Avec une pensée émue, puissante et toujours vivante pour celles et ceux qui ont lutté pour l’idéal républicain pendant la Guerre d’Espagne. Qu’ils soient basques, catalans, espagnols ou issus d’autres nationalités.
Et comme les Davida sont fabriqués en Angleterre, nous appellerons ce casque le « George Orwell », du nom du célèbre écrivain anglais engagé dans les Brigades Internationales et grand motard au demeurant*.

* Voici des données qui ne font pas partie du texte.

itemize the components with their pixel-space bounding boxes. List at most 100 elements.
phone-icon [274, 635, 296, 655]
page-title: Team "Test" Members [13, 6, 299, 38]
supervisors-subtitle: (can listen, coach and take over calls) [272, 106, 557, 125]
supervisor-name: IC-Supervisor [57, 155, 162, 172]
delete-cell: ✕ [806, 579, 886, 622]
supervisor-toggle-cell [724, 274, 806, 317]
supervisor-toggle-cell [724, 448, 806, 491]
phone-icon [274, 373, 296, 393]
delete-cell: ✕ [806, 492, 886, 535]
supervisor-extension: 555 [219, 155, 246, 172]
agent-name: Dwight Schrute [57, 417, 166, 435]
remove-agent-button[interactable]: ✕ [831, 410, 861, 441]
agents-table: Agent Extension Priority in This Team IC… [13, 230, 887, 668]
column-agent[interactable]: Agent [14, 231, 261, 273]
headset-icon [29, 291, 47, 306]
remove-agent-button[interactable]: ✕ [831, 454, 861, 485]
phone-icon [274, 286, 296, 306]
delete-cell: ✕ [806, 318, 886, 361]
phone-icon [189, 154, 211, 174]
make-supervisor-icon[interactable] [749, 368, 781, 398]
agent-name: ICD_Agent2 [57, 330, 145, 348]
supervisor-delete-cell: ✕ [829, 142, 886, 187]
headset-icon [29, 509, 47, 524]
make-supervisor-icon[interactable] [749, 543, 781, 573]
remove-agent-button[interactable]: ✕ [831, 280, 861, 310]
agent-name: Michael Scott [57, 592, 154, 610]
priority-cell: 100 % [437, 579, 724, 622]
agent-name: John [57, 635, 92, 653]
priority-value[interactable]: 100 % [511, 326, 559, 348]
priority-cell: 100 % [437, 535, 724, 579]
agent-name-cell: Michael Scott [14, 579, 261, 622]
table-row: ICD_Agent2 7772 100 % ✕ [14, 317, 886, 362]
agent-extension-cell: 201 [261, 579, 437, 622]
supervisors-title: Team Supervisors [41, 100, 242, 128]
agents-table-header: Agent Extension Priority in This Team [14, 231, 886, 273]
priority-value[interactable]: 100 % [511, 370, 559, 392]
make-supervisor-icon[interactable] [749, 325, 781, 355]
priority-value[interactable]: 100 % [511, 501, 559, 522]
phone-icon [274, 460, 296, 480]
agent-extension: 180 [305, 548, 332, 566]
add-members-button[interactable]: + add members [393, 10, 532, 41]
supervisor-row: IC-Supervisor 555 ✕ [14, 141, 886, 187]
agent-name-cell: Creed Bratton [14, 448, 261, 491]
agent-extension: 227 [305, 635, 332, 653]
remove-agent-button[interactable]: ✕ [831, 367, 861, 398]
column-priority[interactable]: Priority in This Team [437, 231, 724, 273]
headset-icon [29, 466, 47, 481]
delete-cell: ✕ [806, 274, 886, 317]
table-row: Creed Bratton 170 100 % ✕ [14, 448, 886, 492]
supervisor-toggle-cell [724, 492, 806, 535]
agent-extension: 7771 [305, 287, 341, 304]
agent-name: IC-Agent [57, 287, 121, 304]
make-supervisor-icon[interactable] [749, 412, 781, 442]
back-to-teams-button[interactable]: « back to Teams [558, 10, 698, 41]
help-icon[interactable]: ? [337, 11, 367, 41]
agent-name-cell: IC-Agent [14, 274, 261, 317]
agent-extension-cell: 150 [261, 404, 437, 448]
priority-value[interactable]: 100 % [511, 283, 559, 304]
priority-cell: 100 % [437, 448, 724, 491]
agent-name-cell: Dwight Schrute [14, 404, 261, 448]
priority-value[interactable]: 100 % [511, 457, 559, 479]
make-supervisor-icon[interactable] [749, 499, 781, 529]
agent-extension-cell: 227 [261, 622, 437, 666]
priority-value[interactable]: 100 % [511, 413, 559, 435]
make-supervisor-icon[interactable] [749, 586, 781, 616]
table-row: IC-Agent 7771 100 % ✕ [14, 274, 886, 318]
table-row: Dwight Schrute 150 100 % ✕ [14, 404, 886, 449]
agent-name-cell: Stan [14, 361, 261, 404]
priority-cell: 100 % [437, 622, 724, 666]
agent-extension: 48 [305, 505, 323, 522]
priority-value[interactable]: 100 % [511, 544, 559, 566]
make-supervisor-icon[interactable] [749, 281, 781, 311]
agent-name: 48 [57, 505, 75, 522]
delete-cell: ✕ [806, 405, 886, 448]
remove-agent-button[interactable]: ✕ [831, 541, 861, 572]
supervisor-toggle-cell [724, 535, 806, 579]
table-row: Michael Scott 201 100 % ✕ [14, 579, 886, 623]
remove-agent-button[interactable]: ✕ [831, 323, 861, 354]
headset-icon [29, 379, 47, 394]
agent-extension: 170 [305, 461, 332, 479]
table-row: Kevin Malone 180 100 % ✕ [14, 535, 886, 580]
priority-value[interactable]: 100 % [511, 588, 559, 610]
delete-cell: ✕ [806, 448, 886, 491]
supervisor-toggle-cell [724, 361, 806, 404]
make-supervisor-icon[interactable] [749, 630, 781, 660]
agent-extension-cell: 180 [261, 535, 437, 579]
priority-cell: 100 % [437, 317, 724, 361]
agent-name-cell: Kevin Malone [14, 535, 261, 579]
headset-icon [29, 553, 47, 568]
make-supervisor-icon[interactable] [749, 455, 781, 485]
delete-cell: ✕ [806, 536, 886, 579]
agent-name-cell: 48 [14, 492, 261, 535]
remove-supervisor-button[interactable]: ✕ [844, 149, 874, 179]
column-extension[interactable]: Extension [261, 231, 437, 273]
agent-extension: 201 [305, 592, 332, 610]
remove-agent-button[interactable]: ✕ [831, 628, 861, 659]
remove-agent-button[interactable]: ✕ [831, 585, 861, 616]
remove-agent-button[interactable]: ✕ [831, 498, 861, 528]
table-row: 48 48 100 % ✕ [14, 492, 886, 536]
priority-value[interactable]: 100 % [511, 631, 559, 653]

En quelque sorte, notre très modeste contribution à ce travail de mémoire universelle. Nous porterons ce casque en Espagne (nous avons intérêt à être en règle !!!).
¡ No pasaran, nosotros si ! Y pasaremos en Enfield !
Un grand merci à Laura et David de Davida qui ont su merveilleusement réaliser notre souhait avec ce magnifique casque, désormais accessible à toutes celles et ceux qui désirent arborer les couleurs de la République Espagnole. Encore une fois, nous sommes heureux qu’une grande marque de casque l’ait fait.
*George Orwell (1903/1950), de son vrai nom Eric Arthur Blair, a écrit notamment La Ferme des animaux et 1984. Son œuvre porte la marque de ses engagements, qui trouvent eux-mêmes pour une large part leur source dans l’expérience personnelle de l’auteur : contre l’impérialisme britannique, après son engagement de jeunesse comme représentant des forces de l’ordre colonial en Birmanie ; pour la justice sociale et le socialisme, après avoir observé et partagé les conditions d’existence des classes laborieuses à Londres et à Paris ; contre les totalitarismes nazi et soviétique, après sa participation à la guerre d’Espagne.
Fin 1936, Orwell et son épouse rejoignent l’Espagne en guerre, après un bref détour par Paris, où il rend visite à Henry Miller qui tente en vain de le dissuader de s’y rendre. A son arrivée à Barcelone, il est fasciné par l’atmosphère qu’il y trouve. Les milices du POUM, notamment, dans lesquelles il est nommé instructeur (grâce à l’expérience acquise dans ce domaine lors de ses années birmanes), lui apparaissent comme étant «une sorte de microcosme de société sans classes».
Blessé à la gorge sur le front d’Aragon, il est démobilisé et contraint de quitter clandestinement l’Espagne pour ne pas être arrêté (le POUM, dénoncé par la propagande du PC, est déclaré illégal le 16 juin 1937). De retour à Londres, atterré par les calomnies répandues sur le compte du POUM, il entreprend alors de rédiger son Hommage à la Catalogne qu’il fait paraître, avec difficulté, en avril 1938.
Orwell adorait la moto. Il avait appris à rouler avec la police britannique en Birmanie où il a acquis une solide réputation de motard. Il y était connu pour rouler sur des routes que les habitants qualifiaient d’«impraticables en charrettes à bœufs ». De retour en Angleterre, il roule par tous les temps. Notamment sur les routes de l’île écossaise de Jura qu’il qualifie lui-même « d’enfer», ce qui lui vaudra une sévère pneumonie qu’il traînera sa vie durant. Il avait une prédilection particulière pour le monocylindre 500cc Rudge Whitworth. Mono 500, vous avez dit mono 500 ????